Not sure what to write this week. Nairobi is just a big city with lots of cars, lots of shopping malls and lots of people. You can buy almost anything here but everything is very expensive. Would you pay £9 for a small box of cereal? In some ways it has been very useful living in Tanzania first and then coming here. There are so many things I am used to not being available, that now I don't even look for them on the shelves, even though I could probably get them here. I am grateful for a much smaller supermarket 5 minutes walk from the house which although huge by Dodoma standards is much smaller than the other Nairobi hyper markets and makes shopping much simpler and quicker even if you can't buy everything you want. It's the type of shopping I have got used to.

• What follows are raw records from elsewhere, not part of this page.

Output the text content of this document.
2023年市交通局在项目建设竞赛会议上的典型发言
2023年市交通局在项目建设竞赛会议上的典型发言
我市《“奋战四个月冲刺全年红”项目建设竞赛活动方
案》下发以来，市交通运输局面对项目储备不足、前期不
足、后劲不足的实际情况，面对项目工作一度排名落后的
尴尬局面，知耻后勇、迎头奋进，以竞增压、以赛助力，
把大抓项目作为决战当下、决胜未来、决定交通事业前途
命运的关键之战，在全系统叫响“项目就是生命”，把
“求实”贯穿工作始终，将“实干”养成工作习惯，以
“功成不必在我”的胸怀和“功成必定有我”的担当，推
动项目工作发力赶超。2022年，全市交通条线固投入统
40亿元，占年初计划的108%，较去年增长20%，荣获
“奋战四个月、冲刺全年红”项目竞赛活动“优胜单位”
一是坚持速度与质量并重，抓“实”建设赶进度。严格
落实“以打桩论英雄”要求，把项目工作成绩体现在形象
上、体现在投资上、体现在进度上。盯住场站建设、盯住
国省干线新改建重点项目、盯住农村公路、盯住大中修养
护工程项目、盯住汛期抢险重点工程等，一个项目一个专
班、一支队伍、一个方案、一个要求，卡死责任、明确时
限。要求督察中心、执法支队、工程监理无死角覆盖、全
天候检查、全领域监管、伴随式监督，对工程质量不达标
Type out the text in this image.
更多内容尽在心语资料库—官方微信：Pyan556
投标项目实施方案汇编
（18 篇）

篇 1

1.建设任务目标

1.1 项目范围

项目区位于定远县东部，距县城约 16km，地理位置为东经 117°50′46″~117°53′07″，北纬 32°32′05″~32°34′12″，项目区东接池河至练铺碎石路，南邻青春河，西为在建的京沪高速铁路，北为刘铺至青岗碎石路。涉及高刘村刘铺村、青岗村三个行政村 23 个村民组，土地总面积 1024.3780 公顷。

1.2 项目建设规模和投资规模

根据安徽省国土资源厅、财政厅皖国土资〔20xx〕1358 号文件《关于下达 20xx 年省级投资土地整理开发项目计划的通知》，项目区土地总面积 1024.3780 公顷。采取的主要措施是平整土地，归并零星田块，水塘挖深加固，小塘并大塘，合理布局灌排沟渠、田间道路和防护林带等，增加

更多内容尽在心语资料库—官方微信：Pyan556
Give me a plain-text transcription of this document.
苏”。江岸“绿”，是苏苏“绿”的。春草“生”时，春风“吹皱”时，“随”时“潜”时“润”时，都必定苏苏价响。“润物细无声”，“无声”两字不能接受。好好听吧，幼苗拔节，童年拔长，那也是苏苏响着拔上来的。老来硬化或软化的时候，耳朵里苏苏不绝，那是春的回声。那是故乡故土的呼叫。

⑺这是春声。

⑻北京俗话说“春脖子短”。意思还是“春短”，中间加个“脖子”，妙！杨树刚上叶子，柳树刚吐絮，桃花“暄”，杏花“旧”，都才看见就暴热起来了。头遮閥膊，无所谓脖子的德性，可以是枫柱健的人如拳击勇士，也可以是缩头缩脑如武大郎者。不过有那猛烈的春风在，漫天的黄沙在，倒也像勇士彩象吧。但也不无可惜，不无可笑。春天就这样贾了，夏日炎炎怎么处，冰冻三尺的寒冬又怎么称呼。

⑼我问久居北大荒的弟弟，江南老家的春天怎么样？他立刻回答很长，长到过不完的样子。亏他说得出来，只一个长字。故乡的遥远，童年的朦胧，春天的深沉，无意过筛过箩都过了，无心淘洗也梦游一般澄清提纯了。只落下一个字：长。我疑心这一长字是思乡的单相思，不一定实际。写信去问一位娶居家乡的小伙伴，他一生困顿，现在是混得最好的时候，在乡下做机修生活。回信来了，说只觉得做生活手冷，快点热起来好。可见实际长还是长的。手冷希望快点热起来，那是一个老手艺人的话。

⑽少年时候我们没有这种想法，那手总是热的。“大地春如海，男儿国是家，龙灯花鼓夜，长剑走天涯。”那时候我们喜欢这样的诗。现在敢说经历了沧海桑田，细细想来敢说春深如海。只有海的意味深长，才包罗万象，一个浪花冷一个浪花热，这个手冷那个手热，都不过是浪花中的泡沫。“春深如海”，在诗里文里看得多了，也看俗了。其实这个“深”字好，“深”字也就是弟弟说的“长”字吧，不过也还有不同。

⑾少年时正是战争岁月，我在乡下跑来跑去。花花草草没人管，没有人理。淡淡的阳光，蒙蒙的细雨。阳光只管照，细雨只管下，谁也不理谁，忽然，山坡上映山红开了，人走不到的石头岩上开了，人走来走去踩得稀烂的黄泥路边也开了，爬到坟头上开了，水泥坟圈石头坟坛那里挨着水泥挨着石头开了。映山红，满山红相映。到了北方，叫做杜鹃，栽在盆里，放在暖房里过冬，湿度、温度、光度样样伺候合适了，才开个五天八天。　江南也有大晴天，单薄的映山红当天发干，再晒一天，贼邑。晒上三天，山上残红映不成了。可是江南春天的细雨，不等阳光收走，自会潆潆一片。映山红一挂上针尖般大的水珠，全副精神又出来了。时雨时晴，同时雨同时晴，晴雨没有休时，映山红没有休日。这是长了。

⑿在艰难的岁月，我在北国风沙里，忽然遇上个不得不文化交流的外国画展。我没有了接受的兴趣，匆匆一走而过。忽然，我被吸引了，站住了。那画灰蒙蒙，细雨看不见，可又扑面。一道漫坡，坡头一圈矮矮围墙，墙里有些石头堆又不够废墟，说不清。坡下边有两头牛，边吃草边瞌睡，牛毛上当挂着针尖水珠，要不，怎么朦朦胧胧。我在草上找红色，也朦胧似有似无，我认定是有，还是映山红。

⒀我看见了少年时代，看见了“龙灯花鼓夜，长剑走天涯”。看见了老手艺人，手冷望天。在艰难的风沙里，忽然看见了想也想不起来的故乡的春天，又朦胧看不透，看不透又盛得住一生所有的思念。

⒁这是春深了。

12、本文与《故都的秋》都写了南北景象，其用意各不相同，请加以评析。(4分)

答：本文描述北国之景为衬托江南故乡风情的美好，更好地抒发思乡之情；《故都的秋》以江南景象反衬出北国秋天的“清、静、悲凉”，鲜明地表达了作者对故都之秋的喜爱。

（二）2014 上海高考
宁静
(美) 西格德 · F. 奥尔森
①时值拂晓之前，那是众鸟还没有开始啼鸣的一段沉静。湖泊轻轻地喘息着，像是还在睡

In some ways, here, it is easy to forget that you're in Africa, especially when the temperatures have been quite low and we have been freezing. However, every so often you get a small reminder of Africa, you see a gecko scurry across the wall or a huge cockroach. The cockroach made me feel nostalgic for the real Africa, temporarily and then I killed it because frankly in any context they are gross. The kids were pretty excited to see a monkey on the roof at church. We actually got Caleb out of the service to see it as he would have been gutted to miss it. (Josh had spotted it on a toilet break). Not so many monkeys at church in England! The power cuts and the 3 days without water were also a good reminder that we are still in Africa and it is always nice to talk Swahili with the vegetable sellers outside the compound. In Tanzania we lived much closer to the normal Tanzanians and to quite poor people. Here however, there are a lot more rich nationals and the real poor seem to be in their own areas, like Kibera. (Largest slum in Africa 600,000-1.5million people) So in some ways the poverty, although very real, is hidden away.